Postcard from Iran

Posters along a Tehran expressway advertising Iranian-made movies. The one on the left is titled “Soghaat-é Farang” (“Gift from the West”); the one on the right is titled “Zan-é Badali” (“Wrong Woman”). Photo by Eshragh Motahar.

During the past year, I traveled twice to Iran, my first visits to my home country in nearly 30 years. I traveled to Tehran, Kashan, Esfahan, Shiraz, Yazd, Nai’in, and the Caspian region. The first thing that struck me was the extraordinary amount of traffic and pollution—by-products of high population growth rates, income increases, low gasoline prices, and lax pollution controls. The nearly doubling of the population in 30 years means that the dirt lane connecting my childhood village to Esfahan is now a six-lane highway (built to international standards).

The horrendous traffic means long taxi rides and an opportunity for chatting about current events. Taxis in Iran collect other passengers on the way, unless the first passenger specifies otherwise. I was struck by how openly taxi drivers and passengers talked about the government. There is a similar openness in discussions at restaurants, teahouses, museums, historical monuments, poets’ mausoleums, public gardens, parks, and so on.

Especially regarding foreign policy, Americans tend to use “we” to refer to U.S. government policies and actions. In Iran, however, I never heard this form of speech—not even from those who had voted for the government in power. It was always “they,” or “they, themselves.” The criticisms ranged from corruption, poor planning, and long delays (e.g., the metro project in Esfahan), to support for Hezbollah in Lebanon (“why don’t ‘they’ spend the funds here where it’s most needed?”). A group of visiting teachers at Hafez’s shrine in Shiraz was worried about economic mismanagement. A bank employee in Esfahan was critical of curtailment of religious and political freedoms. A restaurant owner in Yazd was complaining about last-minute interference by a local committee that resulted in his having to cancel a concert and lose a few thousand dollars of investment. A female lawyer in Tehran was concerned about potential government surveillance of cell phone conversations. Text-messaging of jokes (especially about the president) over the ubiquitous cell phones is quite common.

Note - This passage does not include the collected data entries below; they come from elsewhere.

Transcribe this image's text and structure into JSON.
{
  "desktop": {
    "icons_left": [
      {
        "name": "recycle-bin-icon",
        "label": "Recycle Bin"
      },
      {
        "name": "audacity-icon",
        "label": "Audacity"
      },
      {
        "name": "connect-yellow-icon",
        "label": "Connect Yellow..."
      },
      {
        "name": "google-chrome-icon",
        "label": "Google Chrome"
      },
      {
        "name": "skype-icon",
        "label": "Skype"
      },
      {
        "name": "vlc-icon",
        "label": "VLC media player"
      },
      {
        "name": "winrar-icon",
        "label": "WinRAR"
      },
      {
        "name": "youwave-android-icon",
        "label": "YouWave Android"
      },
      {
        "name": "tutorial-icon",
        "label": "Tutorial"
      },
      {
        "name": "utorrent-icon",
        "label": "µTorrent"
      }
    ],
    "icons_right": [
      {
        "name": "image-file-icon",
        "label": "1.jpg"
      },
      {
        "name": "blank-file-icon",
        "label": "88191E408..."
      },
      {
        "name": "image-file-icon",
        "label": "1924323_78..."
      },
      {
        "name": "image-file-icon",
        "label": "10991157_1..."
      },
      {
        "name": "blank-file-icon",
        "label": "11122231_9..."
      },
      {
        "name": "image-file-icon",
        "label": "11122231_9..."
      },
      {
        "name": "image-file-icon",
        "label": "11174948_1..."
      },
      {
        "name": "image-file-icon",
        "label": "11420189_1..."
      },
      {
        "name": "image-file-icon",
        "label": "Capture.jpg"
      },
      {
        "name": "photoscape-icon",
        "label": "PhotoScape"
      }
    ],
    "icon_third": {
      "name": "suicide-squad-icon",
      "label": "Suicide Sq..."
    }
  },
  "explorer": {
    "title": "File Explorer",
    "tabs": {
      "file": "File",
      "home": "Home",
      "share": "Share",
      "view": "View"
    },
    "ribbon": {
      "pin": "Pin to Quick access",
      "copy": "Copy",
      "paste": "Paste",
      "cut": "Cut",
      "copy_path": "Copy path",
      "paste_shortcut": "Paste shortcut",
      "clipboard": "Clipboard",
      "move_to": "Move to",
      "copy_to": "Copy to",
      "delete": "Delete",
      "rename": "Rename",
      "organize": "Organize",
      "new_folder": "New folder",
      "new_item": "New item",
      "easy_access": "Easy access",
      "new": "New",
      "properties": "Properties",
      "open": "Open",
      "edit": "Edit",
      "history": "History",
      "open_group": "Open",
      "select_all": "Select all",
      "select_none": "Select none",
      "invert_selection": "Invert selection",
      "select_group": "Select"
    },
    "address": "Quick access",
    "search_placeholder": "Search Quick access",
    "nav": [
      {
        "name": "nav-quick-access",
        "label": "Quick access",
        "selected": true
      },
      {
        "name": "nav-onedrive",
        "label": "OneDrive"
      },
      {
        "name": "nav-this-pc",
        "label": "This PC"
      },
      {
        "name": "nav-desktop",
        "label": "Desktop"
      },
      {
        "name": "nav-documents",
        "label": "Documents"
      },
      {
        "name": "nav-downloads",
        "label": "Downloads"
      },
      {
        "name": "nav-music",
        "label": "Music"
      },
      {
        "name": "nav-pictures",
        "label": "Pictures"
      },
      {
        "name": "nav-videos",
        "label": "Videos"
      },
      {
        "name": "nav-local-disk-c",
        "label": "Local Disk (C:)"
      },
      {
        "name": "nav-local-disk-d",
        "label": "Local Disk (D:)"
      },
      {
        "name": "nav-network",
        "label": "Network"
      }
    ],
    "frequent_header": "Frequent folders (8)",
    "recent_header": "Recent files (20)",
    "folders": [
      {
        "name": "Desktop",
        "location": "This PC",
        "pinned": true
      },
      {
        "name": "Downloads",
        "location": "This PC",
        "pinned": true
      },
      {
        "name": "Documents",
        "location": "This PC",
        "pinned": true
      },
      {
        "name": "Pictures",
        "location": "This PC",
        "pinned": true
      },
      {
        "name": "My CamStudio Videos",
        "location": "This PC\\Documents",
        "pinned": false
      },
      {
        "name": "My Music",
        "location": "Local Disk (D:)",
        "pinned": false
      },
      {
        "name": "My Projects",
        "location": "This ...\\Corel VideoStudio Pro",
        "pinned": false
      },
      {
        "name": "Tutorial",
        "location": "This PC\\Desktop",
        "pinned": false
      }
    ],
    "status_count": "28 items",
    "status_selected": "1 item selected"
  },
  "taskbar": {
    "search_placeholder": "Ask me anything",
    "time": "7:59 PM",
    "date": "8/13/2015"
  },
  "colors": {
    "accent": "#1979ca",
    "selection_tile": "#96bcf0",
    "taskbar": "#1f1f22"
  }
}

And yet there was one issue on which I never heard a dissenting voice—nuclear energy. Because of international treaties signed both by the United States and Iran, Iranians regard research and development toward achieving nuclear energy as an “indisputable right.”

A young, soft-spoken university student who was majoring in accounting and driving a taxi to pay for his education told me, “Why not? Why shouldn’t Iran have the right?”

When I asked him if, given the power structure of the world that we live in, it might make sense to temper one’s aspirations, he replied “Not on this issue.” He continued very calmly and emphatically: “I’m prepared to put my life on the line to defend Iran’s right.”

FPIF contributor Eshragh Motahar is a professor of economics at Union College.